Tanggal 29 Agustus pukul 19:18:49 saya dapat
SMS dari Ghofur di Jogja mengabarkan bahwa ibunda Kotni Rosyidi (teman SMP saya)
meninggal dunia pukul 03 Rabu pagi. Padahal Kotni ini baru saja tiba di Jogja
Selasa siang sehabis pulang kampung menengok ibunda tercintanya tersebut. Terpaksa
(otomatis tentunya) Kotni berangkat kembali pada Rabu pagi itu. Betapa sedihnya
sahabat saya itu, suasana arus balik yang padat untuk memperoleh tiket bus pun
sulit apalagi pesawat. Dengan terpaksa perjalanan darat ditempuhnya entah pukul
berapa berangkat dari Jogja, Kamis sore posisinya baru sampai terminal
Rajabasa, dan masih butuh waktu sekitar 6 jam lagi baru nyampai kampung
halaman.
Fainna
ma’al ‘usri
yusro. Inna ma’al ‘usri
yusro (karena sesungguhnya sesudah kesulitan itu ada kemudahan. Sesungguhnya
sesudah kesulitan itu ada kemudahan). Demikian Allah swt menegaskan dalam Q.S.
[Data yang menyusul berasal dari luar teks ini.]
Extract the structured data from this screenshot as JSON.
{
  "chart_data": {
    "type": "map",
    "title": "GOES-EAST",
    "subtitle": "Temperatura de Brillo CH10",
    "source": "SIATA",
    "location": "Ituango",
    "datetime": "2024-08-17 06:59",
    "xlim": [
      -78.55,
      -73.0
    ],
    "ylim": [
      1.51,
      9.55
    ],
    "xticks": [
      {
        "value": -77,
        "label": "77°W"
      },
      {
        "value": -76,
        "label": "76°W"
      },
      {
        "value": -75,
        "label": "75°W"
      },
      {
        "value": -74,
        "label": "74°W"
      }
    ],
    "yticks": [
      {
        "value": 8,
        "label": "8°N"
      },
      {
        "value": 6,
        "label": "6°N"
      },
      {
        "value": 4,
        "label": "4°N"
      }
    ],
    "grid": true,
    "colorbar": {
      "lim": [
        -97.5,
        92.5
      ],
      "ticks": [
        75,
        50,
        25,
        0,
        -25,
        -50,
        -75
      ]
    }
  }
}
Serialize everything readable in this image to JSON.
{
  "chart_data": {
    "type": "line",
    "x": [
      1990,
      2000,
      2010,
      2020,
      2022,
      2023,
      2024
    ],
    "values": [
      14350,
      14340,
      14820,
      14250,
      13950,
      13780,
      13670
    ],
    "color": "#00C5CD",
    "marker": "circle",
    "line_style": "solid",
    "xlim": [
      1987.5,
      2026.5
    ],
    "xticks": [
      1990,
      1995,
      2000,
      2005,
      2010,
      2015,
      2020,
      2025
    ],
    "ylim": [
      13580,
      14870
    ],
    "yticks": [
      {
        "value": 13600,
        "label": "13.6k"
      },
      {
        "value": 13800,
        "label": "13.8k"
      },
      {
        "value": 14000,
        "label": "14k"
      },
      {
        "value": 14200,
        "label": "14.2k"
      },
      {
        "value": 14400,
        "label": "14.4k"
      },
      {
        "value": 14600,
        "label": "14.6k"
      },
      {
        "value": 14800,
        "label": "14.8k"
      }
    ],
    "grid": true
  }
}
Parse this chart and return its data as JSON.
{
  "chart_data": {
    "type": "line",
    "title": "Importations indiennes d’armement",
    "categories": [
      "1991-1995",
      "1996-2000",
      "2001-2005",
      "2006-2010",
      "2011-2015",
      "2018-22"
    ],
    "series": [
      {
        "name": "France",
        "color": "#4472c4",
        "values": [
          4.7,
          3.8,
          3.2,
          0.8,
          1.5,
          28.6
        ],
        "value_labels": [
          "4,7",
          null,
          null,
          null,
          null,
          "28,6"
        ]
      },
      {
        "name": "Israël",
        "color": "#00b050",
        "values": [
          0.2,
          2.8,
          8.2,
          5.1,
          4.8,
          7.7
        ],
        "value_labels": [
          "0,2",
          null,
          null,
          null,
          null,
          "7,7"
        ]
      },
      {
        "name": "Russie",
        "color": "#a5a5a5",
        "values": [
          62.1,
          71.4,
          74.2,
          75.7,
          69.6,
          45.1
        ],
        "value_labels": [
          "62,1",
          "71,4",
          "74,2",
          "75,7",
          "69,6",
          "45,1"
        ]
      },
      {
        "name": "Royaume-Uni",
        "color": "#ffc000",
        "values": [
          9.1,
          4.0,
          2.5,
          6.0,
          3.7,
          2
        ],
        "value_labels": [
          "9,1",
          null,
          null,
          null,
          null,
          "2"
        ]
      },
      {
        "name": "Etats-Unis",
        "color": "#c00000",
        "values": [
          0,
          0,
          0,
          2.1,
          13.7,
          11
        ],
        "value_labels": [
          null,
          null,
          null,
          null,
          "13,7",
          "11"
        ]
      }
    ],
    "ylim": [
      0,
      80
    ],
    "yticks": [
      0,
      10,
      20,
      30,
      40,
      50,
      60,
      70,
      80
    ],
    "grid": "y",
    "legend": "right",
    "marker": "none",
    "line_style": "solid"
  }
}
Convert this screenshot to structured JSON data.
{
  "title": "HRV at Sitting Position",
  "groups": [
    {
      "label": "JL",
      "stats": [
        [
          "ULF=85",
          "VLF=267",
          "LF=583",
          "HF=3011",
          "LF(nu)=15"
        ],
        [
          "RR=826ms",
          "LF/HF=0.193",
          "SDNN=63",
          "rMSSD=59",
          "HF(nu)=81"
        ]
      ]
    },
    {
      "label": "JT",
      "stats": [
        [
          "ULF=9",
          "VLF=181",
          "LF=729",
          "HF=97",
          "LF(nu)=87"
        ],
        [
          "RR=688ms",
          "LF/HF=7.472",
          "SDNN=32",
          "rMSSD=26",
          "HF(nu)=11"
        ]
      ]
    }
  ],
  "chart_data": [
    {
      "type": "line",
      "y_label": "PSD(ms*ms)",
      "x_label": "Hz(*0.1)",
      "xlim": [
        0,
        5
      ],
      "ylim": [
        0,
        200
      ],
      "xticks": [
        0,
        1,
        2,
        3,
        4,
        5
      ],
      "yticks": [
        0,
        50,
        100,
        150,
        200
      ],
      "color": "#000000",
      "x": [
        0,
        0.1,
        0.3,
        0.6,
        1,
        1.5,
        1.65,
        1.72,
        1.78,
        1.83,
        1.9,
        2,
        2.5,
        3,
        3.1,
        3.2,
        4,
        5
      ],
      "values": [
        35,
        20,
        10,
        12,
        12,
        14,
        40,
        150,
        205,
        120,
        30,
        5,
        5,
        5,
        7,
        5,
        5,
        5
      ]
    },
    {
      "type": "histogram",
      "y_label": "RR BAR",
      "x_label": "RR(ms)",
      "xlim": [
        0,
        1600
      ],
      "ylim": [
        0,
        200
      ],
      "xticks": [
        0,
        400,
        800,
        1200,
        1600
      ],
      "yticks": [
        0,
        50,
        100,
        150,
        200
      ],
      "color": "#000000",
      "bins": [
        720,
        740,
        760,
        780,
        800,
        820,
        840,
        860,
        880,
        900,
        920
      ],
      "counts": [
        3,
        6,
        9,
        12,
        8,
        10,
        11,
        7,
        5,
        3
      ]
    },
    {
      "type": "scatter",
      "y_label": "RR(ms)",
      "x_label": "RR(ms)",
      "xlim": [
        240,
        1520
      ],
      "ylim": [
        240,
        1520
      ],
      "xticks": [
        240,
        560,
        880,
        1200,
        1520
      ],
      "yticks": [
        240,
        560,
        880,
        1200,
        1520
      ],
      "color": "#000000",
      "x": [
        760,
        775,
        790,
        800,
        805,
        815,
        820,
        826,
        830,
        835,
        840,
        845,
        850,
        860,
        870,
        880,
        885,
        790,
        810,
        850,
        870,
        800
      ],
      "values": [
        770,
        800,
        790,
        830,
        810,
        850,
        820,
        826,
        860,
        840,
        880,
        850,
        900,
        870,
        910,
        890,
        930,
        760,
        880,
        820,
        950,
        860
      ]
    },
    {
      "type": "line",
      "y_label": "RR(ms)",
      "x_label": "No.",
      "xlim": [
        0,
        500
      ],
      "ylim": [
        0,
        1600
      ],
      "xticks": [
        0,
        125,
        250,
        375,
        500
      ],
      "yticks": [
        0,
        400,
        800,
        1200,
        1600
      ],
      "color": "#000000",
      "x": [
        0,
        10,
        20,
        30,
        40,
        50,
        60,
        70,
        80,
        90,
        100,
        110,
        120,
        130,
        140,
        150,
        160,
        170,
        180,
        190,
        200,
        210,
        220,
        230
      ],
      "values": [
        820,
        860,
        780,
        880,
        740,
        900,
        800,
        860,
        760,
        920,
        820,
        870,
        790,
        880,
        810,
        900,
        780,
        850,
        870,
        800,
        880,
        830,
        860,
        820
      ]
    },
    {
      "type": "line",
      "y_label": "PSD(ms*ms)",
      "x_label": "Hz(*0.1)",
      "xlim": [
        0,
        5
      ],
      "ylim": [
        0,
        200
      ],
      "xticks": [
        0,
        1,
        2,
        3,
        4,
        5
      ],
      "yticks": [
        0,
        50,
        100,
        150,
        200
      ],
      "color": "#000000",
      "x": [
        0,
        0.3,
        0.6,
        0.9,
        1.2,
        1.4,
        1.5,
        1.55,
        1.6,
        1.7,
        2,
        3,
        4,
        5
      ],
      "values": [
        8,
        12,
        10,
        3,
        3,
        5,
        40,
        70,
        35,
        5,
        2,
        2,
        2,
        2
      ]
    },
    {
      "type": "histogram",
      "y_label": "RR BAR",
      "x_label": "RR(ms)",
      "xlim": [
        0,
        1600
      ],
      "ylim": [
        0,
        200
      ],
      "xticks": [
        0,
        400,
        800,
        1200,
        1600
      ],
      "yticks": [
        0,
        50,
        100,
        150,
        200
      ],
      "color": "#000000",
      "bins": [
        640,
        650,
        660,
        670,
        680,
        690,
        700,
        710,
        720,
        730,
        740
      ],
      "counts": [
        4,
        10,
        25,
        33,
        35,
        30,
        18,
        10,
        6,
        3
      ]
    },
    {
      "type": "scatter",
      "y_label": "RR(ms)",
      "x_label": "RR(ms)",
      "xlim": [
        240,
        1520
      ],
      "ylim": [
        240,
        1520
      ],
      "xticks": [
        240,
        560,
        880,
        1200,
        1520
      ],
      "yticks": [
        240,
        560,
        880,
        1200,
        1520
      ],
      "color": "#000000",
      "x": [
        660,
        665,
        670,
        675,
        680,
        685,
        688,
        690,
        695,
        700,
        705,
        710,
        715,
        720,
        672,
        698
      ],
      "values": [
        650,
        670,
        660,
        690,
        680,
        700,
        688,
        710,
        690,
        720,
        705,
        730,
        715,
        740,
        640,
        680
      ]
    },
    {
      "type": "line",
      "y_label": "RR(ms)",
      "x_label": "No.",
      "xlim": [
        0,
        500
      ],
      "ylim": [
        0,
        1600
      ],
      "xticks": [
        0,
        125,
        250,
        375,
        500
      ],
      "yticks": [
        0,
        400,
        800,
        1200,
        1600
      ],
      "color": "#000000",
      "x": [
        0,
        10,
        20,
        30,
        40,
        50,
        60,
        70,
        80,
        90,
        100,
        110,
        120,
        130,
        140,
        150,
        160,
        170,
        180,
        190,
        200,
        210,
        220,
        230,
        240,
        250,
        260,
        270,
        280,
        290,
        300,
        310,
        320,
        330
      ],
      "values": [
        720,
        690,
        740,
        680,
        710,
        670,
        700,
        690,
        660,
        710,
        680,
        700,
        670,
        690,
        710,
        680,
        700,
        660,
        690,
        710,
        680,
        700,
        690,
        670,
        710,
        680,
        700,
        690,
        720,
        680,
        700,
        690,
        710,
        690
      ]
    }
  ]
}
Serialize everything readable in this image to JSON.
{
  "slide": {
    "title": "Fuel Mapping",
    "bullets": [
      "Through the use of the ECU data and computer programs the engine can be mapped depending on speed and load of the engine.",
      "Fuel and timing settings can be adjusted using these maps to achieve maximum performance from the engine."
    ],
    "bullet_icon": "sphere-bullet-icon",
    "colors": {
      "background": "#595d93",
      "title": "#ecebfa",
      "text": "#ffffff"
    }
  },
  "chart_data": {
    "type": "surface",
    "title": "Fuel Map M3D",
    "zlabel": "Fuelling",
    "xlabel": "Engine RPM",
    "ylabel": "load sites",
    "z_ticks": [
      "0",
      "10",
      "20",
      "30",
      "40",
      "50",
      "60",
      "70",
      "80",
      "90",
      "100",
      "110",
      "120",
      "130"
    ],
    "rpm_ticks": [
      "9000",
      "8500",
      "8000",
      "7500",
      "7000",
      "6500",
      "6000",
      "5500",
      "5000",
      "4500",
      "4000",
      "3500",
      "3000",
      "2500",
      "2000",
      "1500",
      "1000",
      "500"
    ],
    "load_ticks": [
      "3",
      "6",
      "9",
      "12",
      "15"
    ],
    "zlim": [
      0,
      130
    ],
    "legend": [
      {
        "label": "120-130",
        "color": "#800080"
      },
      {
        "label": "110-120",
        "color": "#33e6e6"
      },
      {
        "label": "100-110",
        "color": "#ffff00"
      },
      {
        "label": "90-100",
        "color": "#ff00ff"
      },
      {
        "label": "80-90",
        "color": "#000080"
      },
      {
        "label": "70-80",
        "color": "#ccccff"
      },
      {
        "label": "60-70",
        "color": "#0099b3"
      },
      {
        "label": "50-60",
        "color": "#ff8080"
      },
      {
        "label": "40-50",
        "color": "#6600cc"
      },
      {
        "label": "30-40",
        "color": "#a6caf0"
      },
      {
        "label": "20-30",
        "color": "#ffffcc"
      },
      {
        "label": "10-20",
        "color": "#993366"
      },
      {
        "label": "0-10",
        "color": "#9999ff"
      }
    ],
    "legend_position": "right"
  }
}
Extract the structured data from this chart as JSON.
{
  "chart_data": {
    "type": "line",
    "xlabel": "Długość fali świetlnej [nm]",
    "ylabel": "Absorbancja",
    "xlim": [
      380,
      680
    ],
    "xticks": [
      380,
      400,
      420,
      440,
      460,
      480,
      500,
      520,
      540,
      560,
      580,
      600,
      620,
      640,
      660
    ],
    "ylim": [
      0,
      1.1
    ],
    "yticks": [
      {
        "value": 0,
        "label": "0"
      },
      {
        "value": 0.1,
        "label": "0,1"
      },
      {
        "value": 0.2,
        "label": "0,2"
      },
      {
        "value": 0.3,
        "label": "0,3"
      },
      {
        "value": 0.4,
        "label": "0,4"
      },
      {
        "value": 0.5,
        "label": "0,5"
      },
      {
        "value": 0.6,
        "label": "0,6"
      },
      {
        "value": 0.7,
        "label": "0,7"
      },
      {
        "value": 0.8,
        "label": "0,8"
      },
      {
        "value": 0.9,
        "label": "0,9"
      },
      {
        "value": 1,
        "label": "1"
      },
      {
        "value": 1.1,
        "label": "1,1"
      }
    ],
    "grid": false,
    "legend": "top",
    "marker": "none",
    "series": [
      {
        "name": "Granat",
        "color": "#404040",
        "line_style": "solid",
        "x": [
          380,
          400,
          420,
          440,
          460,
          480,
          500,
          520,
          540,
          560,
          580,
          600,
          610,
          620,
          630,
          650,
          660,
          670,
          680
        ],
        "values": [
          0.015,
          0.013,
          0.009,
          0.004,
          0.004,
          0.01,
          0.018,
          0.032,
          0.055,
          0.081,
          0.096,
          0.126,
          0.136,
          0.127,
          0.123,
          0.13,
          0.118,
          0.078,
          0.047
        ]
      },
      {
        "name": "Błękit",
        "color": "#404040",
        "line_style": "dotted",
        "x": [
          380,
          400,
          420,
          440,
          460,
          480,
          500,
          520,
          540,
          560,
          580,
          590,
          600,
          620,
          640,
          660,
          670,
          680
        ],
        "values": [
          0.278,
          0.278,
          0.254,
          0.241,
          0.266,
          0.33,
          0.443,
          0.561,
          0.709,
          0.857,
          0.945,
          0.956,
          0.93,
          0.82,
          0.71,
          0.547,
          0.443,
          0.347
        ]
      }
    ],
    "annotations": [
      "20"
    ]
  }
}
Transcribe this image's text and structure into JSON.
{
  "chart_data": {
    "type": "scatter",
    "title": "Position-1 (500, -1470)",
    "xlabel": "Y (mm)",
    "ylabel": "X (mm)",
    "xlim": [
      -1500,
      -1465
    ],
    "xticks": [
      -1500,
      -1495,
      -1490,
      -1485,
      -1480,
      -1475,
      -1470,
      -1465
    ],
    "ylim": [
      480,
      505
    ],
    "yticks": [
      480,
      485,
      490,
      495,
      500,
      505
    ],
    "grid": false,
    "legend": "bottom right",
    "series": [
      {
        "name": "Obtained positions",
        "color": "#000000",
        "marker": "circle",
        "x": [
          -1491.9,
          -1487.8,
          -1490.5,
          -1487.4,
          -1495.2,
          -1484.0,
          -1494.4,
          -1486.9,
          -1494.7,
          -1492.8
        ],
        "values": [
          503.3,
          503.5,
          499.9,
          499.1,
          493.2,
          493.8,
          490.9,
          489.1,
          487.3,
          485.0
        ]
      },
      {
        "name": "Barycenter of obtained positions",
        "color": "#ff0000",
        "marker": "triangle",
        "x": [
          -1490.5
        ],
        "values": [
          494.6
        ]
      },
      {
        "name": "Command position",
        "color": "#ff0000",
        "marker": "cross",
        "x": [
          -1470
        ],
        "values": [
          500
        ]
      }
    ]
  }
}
Alam Nasyrah [94] : 5-6. Dalam keadaan genting demikian yakinlah Allah swt
tidak akan membiarkan hamba-Nya keleleran
di jalan. Niscaya akan diulurkan-Nya kemudahan dalam bentuk bantuan melalui orang
lain. Peristiwa seperti ini pernah kami alami tahun 1995 saat bapak mertua
wafat, kami sekeluarga masih mukim di Pesisir Utara Lampung Barat. Kabar kami
terima malam hari, besok pagi baru berangkat dari Krui sampai Rajabasa sore
langsung ada bus siap berangkat ke Bakauheni begitu kami naik langsung
berangkat gak pake ngetem lagi. Sampai
Bakauheni langsung naik kapal dan berangkat. Di Merak naik bus Sahabat ke
Cirebon langsung berangkat dan ngebut sekali, sempat mampir di Bitung Tangerang
hanya berhenti sebentar (biasanya ngetem berjam-jam). Sampai di Cirebon transit
ke Semarang, dan lanjut ke Solo. Alhasil lancar sampai Pacitan keesokan
sorenya. Alhamdulillahirobbil ‘alamin. Demikianlah cara Allah swt menolong
hamba-Nya yang ditimpa musibah, dilancarkan jalan.
Saya tidak tahu persis apakah sebelum (saat) berpamit
dengan ibundanya untuk kembali ke Jogja, Kotni menangkap firasat atau
tanda-tanda alam bahwa ibundanya memang sudah akan pulang ke haribaan Allah
swt.
Kalau saya pribadi
saat berpamitan dengan ayahanda tercinta menangkap firasat bahwa ayah sudah
akan pulang. (baca postingan “Mengenang Ayah
Tercinta”). Inilah fenomena lain tentang kematian. Betapa misterinya,
tak satu orang pun tahu persis kapan akan datang, hanya orang-orang tertentu
saja yang akan mendapat firasat atau tanda-tanda.